The IDF’s central aim in Gaza City is to eradicate Hamas’s military and governing apparatus. Intelligence assessments confirm that the city still harbors Hamas’s most substantial tunnel complexes, including command centers for the group’s top leadership.

Destroying these networks, while difficult, is essential. As one IDF officer told JNS, “If our troops weren’t in Gaza, Hamas’s RPGs, IEDs, and mortars would be aimed at Israeli civilians.”

This is why Israel has committed to a full dismantling of Hamas’s presence in Gaza City, no matter how long it takes or how intense the fighting becomes.

For Israel, the Gaza City battle is not simply the next tactical step but a strategic endgame. As the JNS report explained, Israel’s war doctrine has shifted: where once the IDF sought short, decisive wars, the campaign since October 2023 has demonstrated that Israel can sustain long, attritional conflicts.

Despite the immense pressures—domestic, diplomatic, and military—the home front remains resilient, the economy is functioning, and international support, particularly from the United States, has remained firm. Hamas, by contrast, has seen its strongholds in Rafah, Beit Hanoun, Khan Yunis, and Jabaliya dismantled, leaving Gaza City as its final bastion.

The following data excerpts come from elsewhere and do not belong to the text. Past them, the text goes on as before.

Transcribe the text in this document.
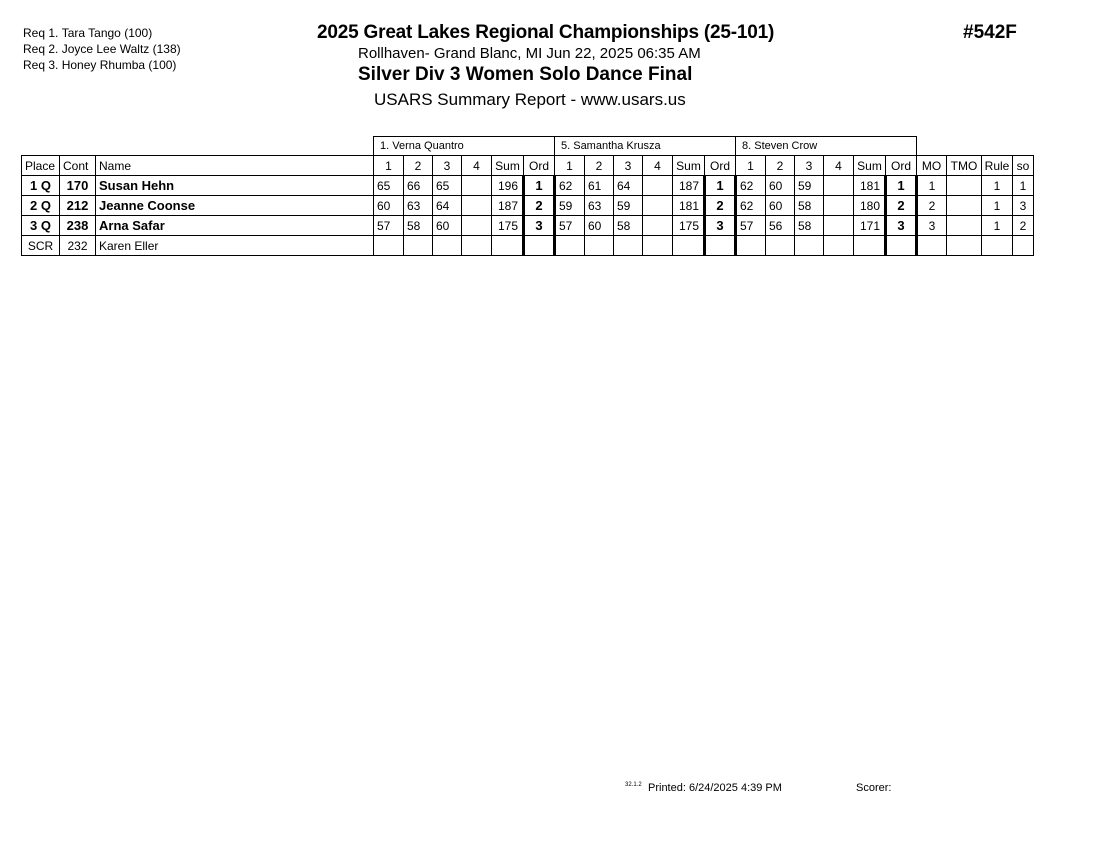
Req 1. Tara Tango (100)
Req 2. Joyce Lee Waltz (138)
Req 3. Honey Rhumba (100)
2025 Great Lakes Regional Championships (25-101)	#542F
Rollhaven- Grand Blanc, MI Jun 22, 2025 06:35 AM
Silver Div 3 Women Solo Dance Final
USARS Summary Report - www.usars.us
			1. Verna Quantro						5. Samantha Krusza						8. Steven Crow									
Place	Cont	Name	1	2	3	4	Sum	Ord	1	2	3	4	Sum	Ord	1	2	3	4	Sum	Ord	MO	TMO	Rule	so
1 Q	170	Susan Hehn	65	66	65		196	1	62	61	64		187	1	62	60	59		181	1	1		1	1
2 Q	212	Jeanne Coonse	60	63	64		187	2	59	63	59		181	2	62	60	58		180	2	2		1	3
3 Q	238	Arna Safar	57	58	60		175	3	57	60	58		175	3	57	56	58		171	3	3		1	2
SCR	232	Karen Eller																						
32.1.2 Printed: 6/24/2025 4:39 PM	Scorer:
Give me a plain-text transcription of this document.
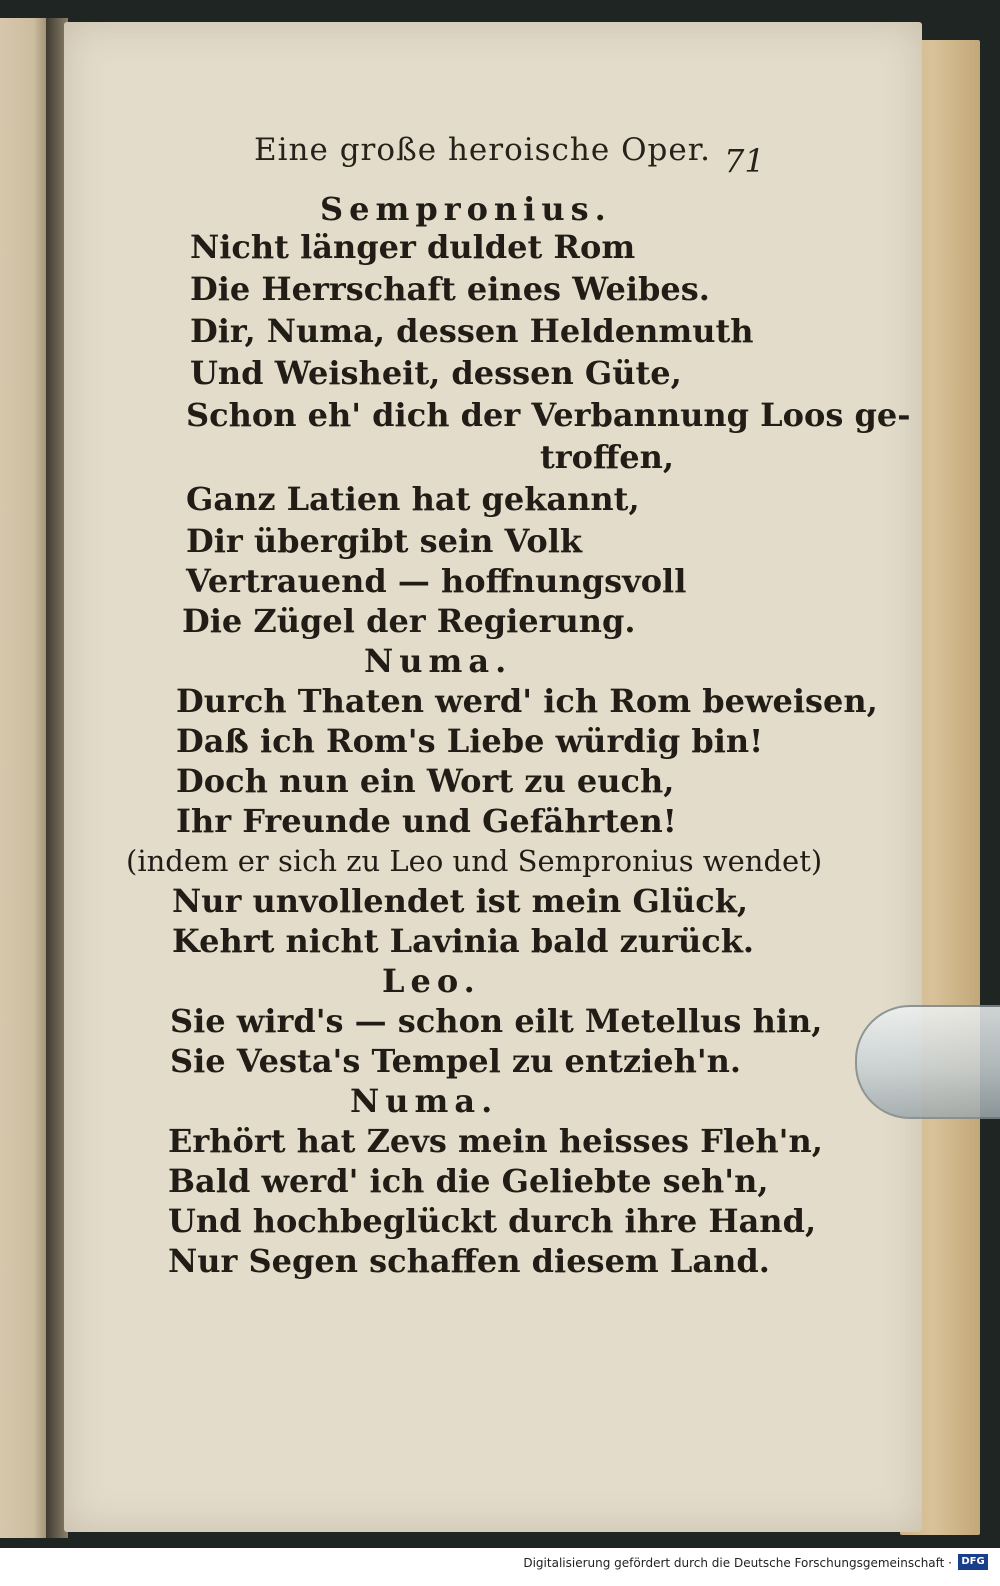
Eine große heroische Oper. 71

Sempronius.

Nicht länger duldet Rom

Die Herrschaft eines Weibes.

Dir, Numa, dessen Heldenmuth

Und Weisheit, dessen Güte,

Schon eh' dich der Verbannung Loos ge-

troffen,

Ganz Latien hat gekannt,

Dir übergibt sein Volk

Vertrauend — hoffnungsvoll

Die Zügel der Regierung.

Numa.

Durch Thaten werd' ich Rom beweisen,

Daß ich Rom's Liebe würdig bin!

Doch nun ein Wort zu euch,

Ihr Freunde und Gefährten!

(indem er sich zu Leo und Sempronius wendet)

Nur unvollendet ist mein Glück,

Kehrt nicht Lavinia bald zurück.

Leo.

Sie wird's — schon eilt Metellus hin,

Sie Vesta's Tempel zu entzieh'n.

Numa.

Erhört hat Zevs mein heisses Fleh'n,

Bald werd' ich die Geliebte seh'n,

Und hochbeglückt durch ihre Hand,

Nur Segen schaffen diesem Land.

Digitalisierung gefördert durch die Deutsche Forschungsgemeinschaft · DFG
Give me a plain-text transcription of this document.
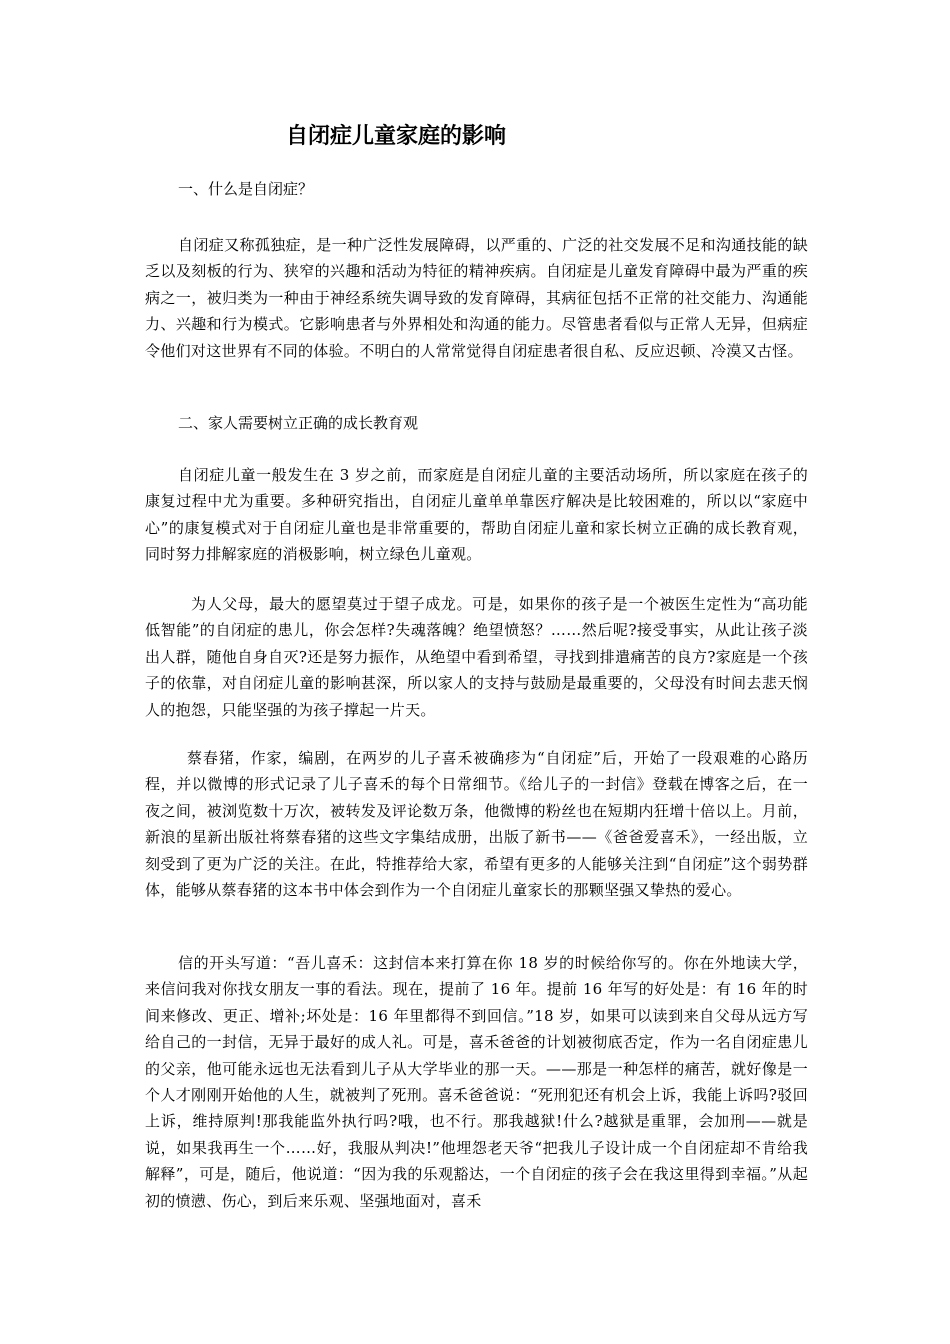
自闭症儿童家庭的影响

一、什么是自闭症？

自闭症又称孤独症，是一种广泛性发展障碍，以严重的、广泛的社交发展不足和沟通技能的缺乏以及刻板的行为、狭窄的兴趣和活动为特征的精神疾病。自闭症是儿童发育障碍中最为严重的疾病之一，被归类为一种由于神经系统失调导致的发育障碍，其病征包括不正常的社交能力、沟通能力、兴趣和行为模式。它影响患者与外界相处和沟通的能力。尽管患者看似与正常人无异，但病症令他们对这世界有不同的体验。不明白的人常常觉得自闭症患者很自私、反应迟顿、冷漠又古怪。

二、家人需要树立正确的成长教育观

自闭症儿童一般发生在 3 岁之前，而家庭是自闭症儿童的主要活动场所，所以家庭在孩子的康复过程中尤为重要。多种研究指出，自闭症儿童单单靠医疗解决是比较困难的，所以以“家庭中心”的康复模式对于自闭症儿童也是非常重要的，帮助自闭症儿童和家长树立正确的成长教育观，同时努力排解家庭的消极影响，树立绿色儿童观。

为人父母，最大的愿望莫过于望子成龙。可是，如果你的孩子是一个被医生定性为“高功能低智能”的自闭症的患儿，你会怎样?失魂落魄？绝望愤怒？……然后呢?接受事实，从此让孩子淡出人群，随他自身自灭?还是努力振作，从绝望中看到希望，寻找到排遣痛苦的良方?家庭是一个孩子的依靠，对自闭症儿童的影响甚深，所以家人的支持与鼓励是最重要的，父母没有时间去悲天悯人的抱怨，只能坚强的为孩子撑起一片天。

蔡春猪，作家，编剧，在两岁的儿子喜禾被确疹为“自闭症”后，开始了一段艰难的心路历程，并以微博的形式记录了儿子喜禾的每个日常细节。《给儿子的一封信》登载在博客之后，在一夜之间，被浏览数十万次，被转发及评论数万条，他微博的粉丝也在短期内狂增十倍以上。月前，新浪的星新出版社将蔡春猪的这些文字集结成册，出版了新书——《爸爸爱喜禾》，一经出版，立刻受到了更为广泛的关注。在此，特推荐给大家，希望有更多的人能够关注到“自闭症”这个弱势群体，能够从蔡春猪的这本书中体会到作为一个自闭症儿童家长的那颗坚强又挚热的爱心。

信的开头写道：“吾儿喜禾：这封信本来打算在你 18 岁的时候给你写的。你在外地读大学，来信问我对你找女朋友一事的看法。现在，提前了 16 年。提前 16 年写的好处是：有 16 年的时间来修改、更正、增补;坏处是：16 年里都得不到回信。”18 岁，如果可以读到来自父母从远方写给自己的一封信，无异于最好的成人礼。可是，喜禾爸爸的计划被彻底否定，作为一名自闭症患儿的父亲，他可能永远也无法看到儿子从大学毕业的那一天。——那是一种怎样的痛苦，就好像是一个人才刚刚开始他的人生，就被判了死刑。喜禾爸爸说：“死刑犯还有机会上诉，我能上诉吗?驳回上诉，维持原判!那我能监外执行吗?哦，也不行。那我越狱!什么?越狱是重罪，会加刑——就是说，如果我再生一个……好，我服从判决!”他埋怨老天爷“把我儿子设计成一个自闭症却不肯给我解释”，可是，随后，他说道：“因为我的乐观豁达，一个自闭症的孩子会在我这里得到幸福。”从起初的愤懑、伤心，到后来乐观、坚强地面对，喜禾
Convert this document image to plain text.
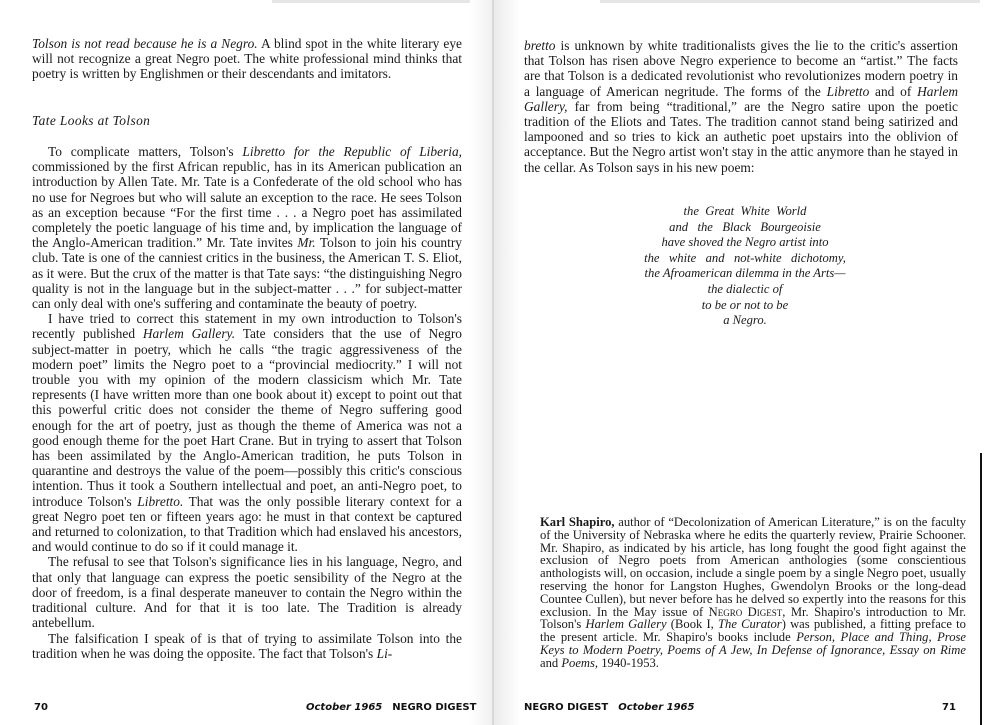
Tolson is not read because he is a Negro. A blind spot in the white literary eye will not recognize a great Negro poet. The white professional mind thinks that poetry is written by Englishmen or their descendants and imitators.

Tate Looks at Tolson

To complicate matters, Tolson's Libretto for the Republic of Liberia, commissioned by the first African republic, has in its American publication an introduction by Allen Tate. Mr. Tate is a Confederate of the old school who has no use for Negroes but who will salute an exception to the race. He sees Tolson as an exception because “For the first time . . . a Negro poet has assimilated completely the poetic language of his time and, by implication the language of the Anglo-American tradition.” Mr. Tate invites Mr. Tolson to join his country club. Tate is one of the canniest critics in the business, the American T. S. Eliot, as it were. But the crux of the matter is that Tate says: “the distinguishing Negro quality is not in the language but in the subject-matter . . .” for subject-matter can only deal with one's suffering and contaminate the beauty of poetry.

I have tried to correct this statement in my own introduction to Tolson's recently published Harlem Gallery. Tate considers that the use of Negro subject-matter in poetry, which he calls “the tragic aggressiveness of the modern poet” limits the Negro poet to a “provincial mediocrity.” I will not trouble you with my opinion of the modern classicism which Mr. Tate represents (I have written more than one book about it) except to point out that this powerful critic does not consider the theme of Negro suffering good enough for the art of poetry, just as though the theme of America was not a good enough theme for the poet Hart Crane. But in trying to assert that Tolson has been assimilated by the Anglo-American tradition, he puts Tolson in quarantine and destroys the value of the poem—possibly this critic's conscious intention. Thus it took a Southern intellectual and poet, an anti-Negro poet, to introduce Tolson's Libretto. That was the only possible literary context for a great Negro poet ten or fifteen years ago: he must in that context be captured and returned to colonization, to that Tradition which had enslaved his ancestors, and would continue to do so if it could manage it.

The refusal to see that Tolson's significance lies in his language, Negro, and that only that language can express the poetic sensibility of the Negro at the door of freedom, is a final desperate maneuver to contain the Negro within the traditional culture. And for that it is too late. The Tradition is already antebellum.

The falsification I speak of is that of trying to assimilate Tolson into the tradition when he was doing the opposite. The fact that Tolson's Li-

70	October 1965 NEGRO DIGEST

bretto is unknown by white traditionalists gives the lie to the critic's assertion that Tolson has risen above Negro experience to become an “artist.” The facts are that Tolson is a dedicated revolutionist who revolutionizes modern poetry in a language of American negritude. The forms of the Libretto and of Harlem Gallery, far from being “traditional,” are the Negro satire upon the poetic tradition of the Eliots and Tates. The tradition cannot stand being satirized and lampooned and so tries to kick an authetic poet upstairs into the oblivion of acceptance. But the Negro artist won't stay in the attic anymore than he stayed in the cellar. As Tolson says in his new poem:

the  Great  White  World
and   the   Black   Bourgeoisie
have shoved the Negro artist into
the   white   and   not-white   dichotomy,
the Afroamerican dilemma in the Arts—
the dialectic of
to be or not to be
a Negro.
Karl Shapiro, author of “Decolonization of American Literature,” is on the faculty of the University of Nebraska where he edits the quarterly review, Prairie Schooner. Mr. Shapiro, as indicated by his article, has long fought the good fight against the exclusion of Negro poets from American anthologies (some conscientious anthologists will, on occasion, include a single poem by a single Negro poet, usually reserving the honor for Langston Hughes, Gwendolyn Brooks or the long-dead Countee Cullen), but never before has he delved so expertly into the reasons for this exclusion. In the May issue of Negro Digest, Mr. Shapiro's introduction to Mr. Tolson's Harlem Gallery (Book I, The Curator) was published, a fitting preface to the present article. Mr. Shapiro's books include Person, Place and Thing, Prose Keys to Modern Poetry, Poems of A Jew, In Defense of Ignorance, Essay on Rime and Poems, 1940-1953.
NEGRO DIGEST October 1965	71
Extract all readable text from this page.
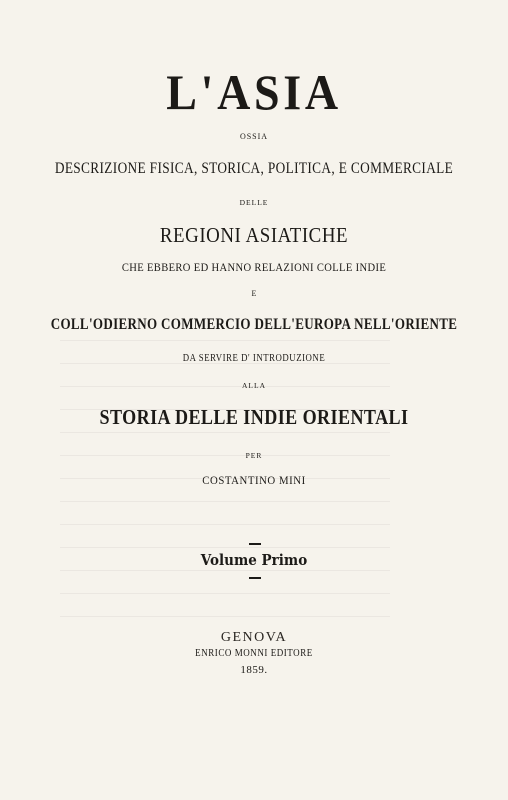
L'ASIA
OSSIA
DESCRIZIONE FISICA, STORICA, POLITICA, E COMMERCIALE
DELLE
REGIONI ASIATICHE
CHE EBBERO ED HANNO RELAZIONI COLLE INDIE
E
COLL'ODIERNO COMMERCIO DELL'EUROPA NELL'ORIENTE
DA SERVIRE D' INTRODUZIONE
ALLA
STORIA DELLE INDIE ORIENTALI
PER
COSTANTINO MINI
Volume Primo
GENOVA
ENRICO MONNI EDITORE
1859.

As the IDF finalizes its preparations for Gaza City, Israeli leaders are making clear that there is no alternative to Hamas’s defeat. Defense Minister Katz has already drawn parallels between Gaza City’s coming fate and that of Rafah and Beit Hanoun, areas where Hamas has been systematically dismantled.

The stakes are high. For Israel, this operation is about more than battlefield victory; it is about securing the return of its hostages, deterring future aggression, and demonstrating to the region that the Jewish state cannot be defeated by terror.T

The coming operation represents both a military and moral test. The IDF must fight with precision and resolve against a terrorist enemy deeply embedded among civilians, while ensuring the protection of innocents and the delivery of humanitarian aid.

The mobilization of 60,000 reservists, the humanitarian surge, and the steady advance into Gaza City together reflect a strategy that is deliberate, determined, and uncompromising. For Hamas, the choice is stark: surrender its arms and release the hostages—or face annihilation in what may become the most consequential battle of this war.